Russia is home to a treasure trove of historical and cultural monuments recognised all around the globe. Whether you’re planning to visit the world’s largest country or are just curious, some of these monuments and their history may surprise you. From the domes of Saint Basil’s to the powdery blues of the Winter Palace, here are the most famous monuments in Russia.
7 of the Most Famous Monuments in Russia
1. Saint Basil’s Cathedral
Few things are more iconic of Russia’s landmarks than the bright red Saint Basil’s Cathedral with its candy-coloured onion domes. Completed in 1561 in celebration of Russia’s victory over the Khanate of Kazan, it is steeped in centuries of lore and mystery that almost surpass its beauty. Even more famously, it was recognised by the Soviets as a significant and irreplaceable monument – something completely unheard of for a religious structure.
2. Winter Palace
Once the official residence of Russia’s tsars, the Winter Palace in Saint Petersburg is easily the most recognisable symbol of Russian history in the country. Not only that, but the palace also houses the second largest museum in the world, the Hermitage Museum. Complete with 400 rooms full of priceless artefacts and nearly 40 permanent exhibitions of some of the world’s most prized art, it’s second only to the Louvre. Oh and the stunning stucco facades? Those are made up of a whopping 100 kilograms of pure gold.
3. Moscow Metro
When you think of an underground metro, beauty and opulence may not be the first thing to come to mind. But that’s what makes the Moscow Metro so special. As the first metro system in Russia, the Moscow metro glorifies the Soviet Union and even today people still refer to it as the Palace of the People.

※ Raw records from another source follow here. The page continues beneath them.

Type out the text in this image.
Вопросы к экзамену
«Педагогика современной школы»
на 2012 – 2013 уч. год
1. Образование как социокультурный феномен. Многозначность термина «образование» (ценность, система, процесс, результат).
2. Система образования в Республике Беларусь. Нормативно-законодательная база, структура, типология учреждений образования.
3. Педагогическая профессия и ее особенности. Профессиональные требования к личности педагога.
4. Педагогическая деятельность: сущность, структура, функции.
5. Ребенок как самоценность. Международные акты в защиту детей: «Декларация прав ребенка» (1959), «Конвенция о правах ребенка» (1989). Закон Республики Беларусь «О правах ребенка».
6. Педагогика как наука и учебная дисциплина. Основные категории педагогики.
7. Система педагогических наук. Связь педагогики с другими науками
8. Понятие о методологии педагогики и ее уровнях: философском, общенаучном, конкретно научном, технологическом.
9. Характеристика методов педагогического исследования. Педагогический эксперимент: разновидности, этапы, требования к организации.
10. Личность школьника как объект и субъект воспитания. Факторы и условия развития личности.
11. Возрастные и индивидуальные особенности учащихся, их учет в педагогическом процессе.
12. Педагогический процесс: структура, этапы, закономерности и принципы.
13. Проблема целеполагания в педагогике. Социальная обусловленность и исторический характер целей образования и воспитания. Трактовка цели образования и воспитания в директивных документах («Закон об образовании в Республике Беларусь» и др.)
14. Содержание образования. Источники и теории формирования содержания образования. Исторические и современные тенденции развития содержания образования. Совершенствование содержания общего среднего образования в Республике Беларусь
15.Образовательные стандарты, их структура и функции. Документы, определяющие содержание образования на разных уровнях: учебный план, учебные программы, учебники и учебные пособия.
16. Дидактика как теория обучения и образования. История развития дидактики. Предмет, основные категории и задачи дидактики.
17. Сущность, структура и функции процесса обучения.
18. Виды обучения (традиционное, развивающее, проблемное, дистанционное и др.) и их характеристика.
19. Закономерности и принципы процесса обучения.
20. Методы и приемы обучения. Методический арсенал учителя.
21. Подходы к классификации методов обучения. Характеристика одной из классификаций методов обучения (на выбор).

Ranking right alongside Buckingham Palace and the White House in terms of the world’s most iconic and influential buildings, the Kremlin is one of Russia’s most famous monuments. Located off Moscow’s famous Red Square, this enormous fortified complex holds five palaces and four cathedrals which overlook the Moskva River. Not only that, but it is the largest active fortress in Europe.
5. Peterhof Palace
This stunning palace turned museum just outside Saint Petersburg was built by Peter the Great in response to the Palace of Versailles in 1723. The sprawling UNESCO site is famous for its sunshine yellow exterior and elaborate fountains of every shape and size; which is fitting considering its main use was a summer party pad for the Russian ruler.
6. Lake Baikal
Lake Baikal is light-years from your ordinary lake. Located way out in eastern Siberia, it is the world’s most ancient freshwater lake at a whopping 20 million years old. Not only that, but it is also one of the clearest and purest bodies of water on the planet. It’s also home to some of the world’s most fascinating marine life. Namely the Nerpa Seal, the world’s only freshwater seal in addition to the Baikal oilfish.
7. Kizhi Island
Lastly, in the republic of Karelia you’ll find the pristine and picturesque Lake Onega, home to Kizhi Island. While the natural landscape on the islands and their surroundings are breathtaking, the real highlight is the churches. You’ll find two 18th century wooden churches renowned for their traditional style that looks like something from a Russian fairytale.